C'est en 1947 que, suite aux promesses britanniques de création d'un foyer national juif en terre de Palestine, fut voté à l'ONU le plan de partage de la Palestine, alors sous mandat anglais. Ce plan avait deux grands axiomes: la division de l'ex-colonie britannique en deux Etats indépendants, l'un Arabe et l'autre Juif, ainsi que l'internationalisation de Jérusalem, ville sainte pour les trois grandes religions monothéistes. Bien que ce plan fut accepté par l'Assemblée Générale des Nations Unies et par les Juifs déjà établis en Palestine, il ne le fut pas par les différents Etats Arabes de la région... C'est donc au moment où la nation juive déclara son indépendance, que commença la guerre pour les pays arabes, et la résistance pour les Palestiniens. En effet le nouvel Etat Juif baptisé Israël, jugeant sa sécurité menacée, envahit les territoires palestiniens, lesquels auraient du former un Etat. Plus important encore Israël recevant le soutien des Etats-Unis et de ses alliés occidentaux a vu sa petite armée (Tsahal) surclasser aisément celles des pays voisins. De là se succédèrent un grand nombre de guerres (Guerre des 6 Jours, Guerre du Kippour, les 2 Intifadas, etc...), ainsi qu'un nombre incalculable de morts. Mais le but de cet article n'étant pas de vous fournir un bilan historique, vais-je maintenant rentrer dans le vif du sujet...
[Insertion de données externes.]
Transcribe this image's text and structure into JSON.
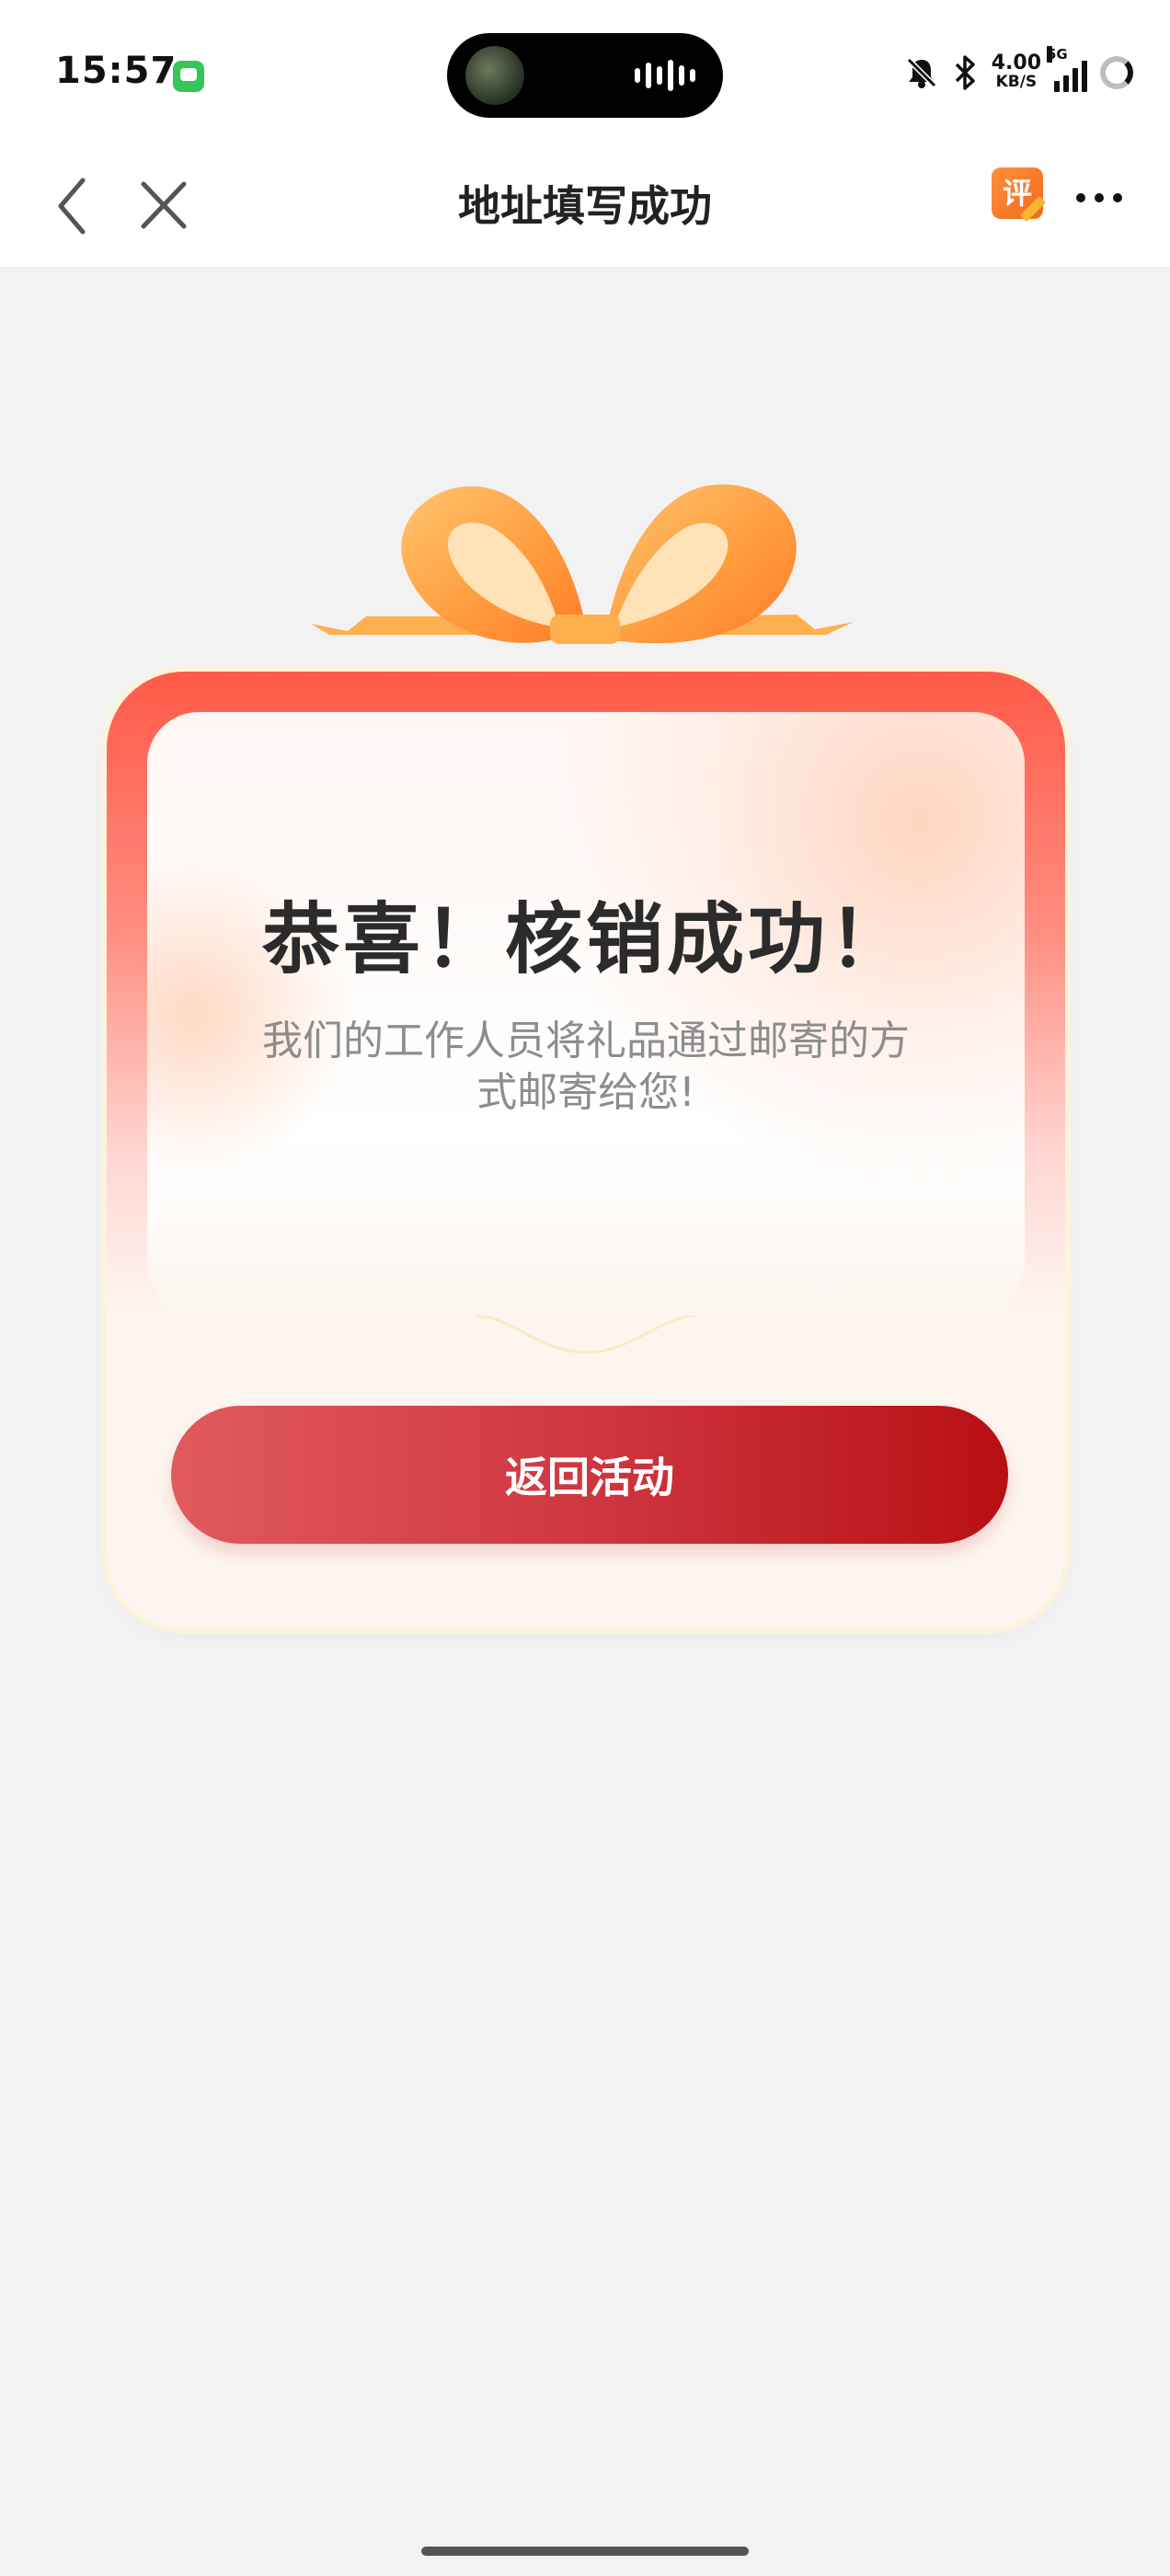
{
  "status_bar": {
    "time": "15:57",
    "net_speed_value": "4.00",
    "net_speed_unit": "KB/S",
    "network_type": "5G",
    "icons": [
      "message-app-icon",
      "mute-bell-icon",
      "bluetooth-icon",
      "signal-icon",
      "battery-ring-icon"
    ]
  },
  "nav": {
    "title": "地址填写成功",
    "review_badge": "评"
  },
  "card": {
    "title": "恭喜！核销成功！",
    "description": "我们的工作人员将礼品通过邮寄的方式邮寄给您!",
    "button_label": "返回活动"
  },
  "colors": {
    "accent_red": "#cf3740",
    "card_top": "#ff5a48",
    "ribbon_orange": "#ff9a3c",
    "background": "#f2f2f2"
  }
}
L’existence d’Israël est de moins en moins contestée: reconnue par l’Egypte en 1979 et par l’OLP en 1993, l’Etat hébreu existe depuis bientôt cinquante ans et sa supériorité économique et militaire rendent inimaginable sa radiation de la carte.
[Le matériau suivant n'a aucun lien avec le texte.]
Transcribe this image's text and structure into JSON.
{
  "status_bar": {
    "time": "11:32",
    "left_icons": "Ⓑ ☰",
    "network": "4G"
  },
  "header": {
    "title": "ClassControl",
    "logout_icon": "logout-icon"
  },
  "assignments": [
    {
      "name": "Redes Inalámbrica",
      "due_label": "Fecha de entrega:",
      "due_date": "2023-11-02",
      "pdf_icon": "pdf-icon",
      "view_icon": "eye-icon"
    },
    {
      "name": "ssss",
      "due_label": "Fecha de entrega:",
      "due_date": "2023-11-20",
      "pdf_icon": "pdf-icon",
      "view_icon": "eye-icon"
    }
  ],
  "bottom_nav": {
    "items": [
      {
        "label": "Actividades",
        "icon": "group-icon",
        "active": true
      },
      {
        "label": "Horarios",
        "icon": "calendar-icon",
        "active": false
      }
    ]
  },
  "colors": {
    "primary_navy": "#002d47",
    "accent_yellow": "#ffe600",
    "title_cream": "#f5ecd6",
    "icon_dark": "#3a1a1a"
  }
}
Les Palestiniens, eux, vivent une situation contradictoire: d’une part le fait national s’impose lentement, d’autant plus qu’ils sont considérés comme corps étrangers dans les pays arabes: la Jordanie les a massacrés en 1970; le Liban n’a pas été excessivement attristé de les voir partir en 1983 et le Koweït a sévèrement réglé ses comptes avec eux en représailles de leur soutien à Saddam Hussein durant la guerre du Golfe ; d’autre part leur position sur l’échiquier régional et mondial s’est fortement dégradée, notamment auprès des intellectuels occidentaux à cause du terrorisme et ils ont fait la preuve de leur faiblesse militaire.

Les pourparlers ouverts à Madrid le 31 octobre 1991 se sont longtemps enlisés, c’est pourquoi les 2 camps ont préféré se mettre d’accord sur la négociation directe et secrète qui a abouti le 26 août 1993 aux accords d’Oslo; un représentant de l’ONU a dit dans un article du Monde du 21/01/2003 la chose suivante: « La finalité de l’action de l’ONU c’est la paix globale définitive et permanente. Peu importe l’architecte de cette paix. » L’accord « Gaza-Jericho » prévoit que une partie des territoires passerait progressivement sous administration palestinienne, et deviendrait autonome sous 5 ans. La reconnaissance mutuelle d’Israël et de l’OLP était scellée le 13 septembre 1993 à Washington (sous l’œil bienveillant de Bill Clinton !)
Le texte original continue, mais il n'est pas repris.